The Buccaneers' defense has done a great job this year limiting opponents on the ground. They've shut down some of the league's most prolific running backs on their way to a number two ranking in rushing defense, allowing an average of just 76.3 yards per game. The Indianapolis Colts come into town on Sunday and with them, comes their fourth-ranked rushing offense, averaging 139.0 yards per game.
So, who wins out?
Tampa Bay is coming off a game in which they held Leonard Fournette and the Jaguars offense to just 49 yards on the ground. Fournette has the seventh-most rushing yards in the league, averaging 4.5 yards per carry. The previous game, Fournette had 97 yards on the ground and 62 through the air. The Bucs held him to his second-worst rushing mark all season when they allowed him just 38 yards on Sunday. It added him to a list of dangerous tailbacks the Bucs' defense has been able to neutralize - a list that includes the likes of the Rams' Todd Gurley, who the Bucs held to a season-low 16 yards rushing in Week Four, and Panthers' Christian McCaffrey, who Tampa Bay held to his two lowest rushing totals this season in Weeks Two and Six.
However, the Colts, who may or may not have wide receiver T.Y. Hilton available, rely on their rushing attack a little more than most.
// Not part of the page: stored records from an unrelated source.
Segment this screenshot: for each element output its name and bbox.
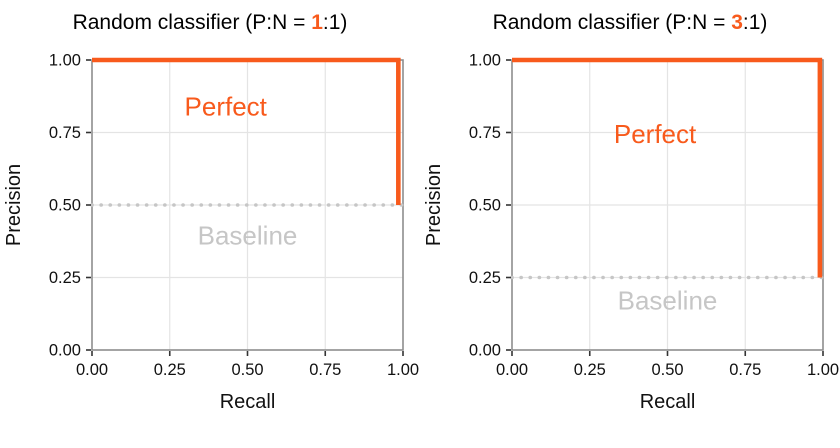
chart-title-ratio: 3: [731, 11, 743, 34]
y-tick-label: 0.50: [469, 197, 501, 215]
annotation-perfect: Perfect: [185, 91, 268, 121]
x-tick-label: 1.00: [807, 361, 839, 379]
y-tick-label: 0.00: [469, 342, 501, 360]
y-tick-label: 0.00: [49, 342, 81, 360]
x-tick-label: 0.50: [231, 361, 263, 379]
chart-title-text: Random classifier (P:N =: [72, 11, 312, 34]
y-tick-label: 0.50: [49, 197, 81, 215]
chart-title: Random classifier (P:N = 1:1): [73, 8, 348, 38]
x-tick-label: 0.25: [154, 361, 186, 379]
x-tick-label: 0.75: [309, 361, 341, 379]
y-tick-label: 0.75: [49, 124, 81, 142]
annotation-baseline: Baseline: [618, 286, 718, 316]
series-line-perfect: [92, 57, 401, 205]
annotation-baseline: Baseline: [198, 220, 298, 250]
x-tick-label: 0.00: [496, 361, 528, 379]
chart-canvas: 0.000.00 0.25 0.25 0.50 0.50 0.75 0.75 1.00 1.00…: [3, 52, 419, 414]
chart-title-text: Random classifier (P:N =: [492, 11, 732, 34]
chart-canvas: 0.000.00 0.25 0.25 0.50 0.50 0.75 0.75 1.00 1.00…: [423, 52, 839, 414]
series-line-perfect: [512, 57, 823, 278]
y-tick-label: 0.75: [469, 124, 501, 142]
annotation-perfect: Perfect: [614, 119, 697, 149]
x-tick-label: 0.00: [76, 361, 108, 379]
y-tick-label: 1.00: [49, 52, 81, 70]
x-tick-label: 0.75: [729, 361, 761, 379]
chart-title-ratio: 1: [311, 11, 323, 34]
y-axis-title: Precision: [3, 164, 25, 246]
pr-chart-pn-1-1: Random classifier (P:N = 1:1) 0.00 0.00 0.…: [3, 8, 419, 414]
x-tick-label: 0.25: [574, 361, 606, 379]
x-tick-label: 1.00: [387, 361, 419, 379]
chart-title-text: :1): [742, 11, 768, 34]
x-axis-title: Recall: [220, 391, 276, 413]
chart-title: Random classifier (P:N = 3:1): [493, 8, 768, 38]
y-axis-title: Precision: [423, 164, 445, 246]
x-axis-title: Recall: [640, 391, 696, 413]
x-tick-label: 0.50: [651, 361, 683, 379]
y-tick-label: 0.25: [469, 269, 501, 287]
y-tick-label: 1.00: [469, 52, 501, 70]
pr-chart-pn-3-1: Random classifier (P:N = 3:1) 0.00 0.00 0.…: [420, 0, 840, 448]
chart-title-text: :1): [322, 11, 348, 34]
y-tick-label: 0.25: [49, 269, 81, 287]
Their 1,668 rushing yards account for over 40% of their total offensive yards. Their 97 first downs by way of the run rank second in the league. These guys are going to try to run. They're going to have to, lest they abandon almost half their offense, which isn't likely.
The good news is that the Bucs have been able to shut down teams that rely on a rushing attack. Take Seattle. Though Chris Carson finished with 105 yards, 59 of those yards came on one play. Take that away and the Seahawks aren't even over 100 rushing yards in a game that went into overtime, gifting them an extra possession's worth of stats. That Week Four contest against the Rams where the Bucs held Gurley to 16 yards on the ground took the run game out of LA's offense so completely that it forced quarterback Jared Goff to attempt a pass 68 times. An offense that becomes that one-dimensional is going to have a hard time winning a game. And with the way the Bucs' backfield is starting to come on, forcing a guy like Jacoby Brissett to the air could result in adding to the league's fifth-best takeaway total.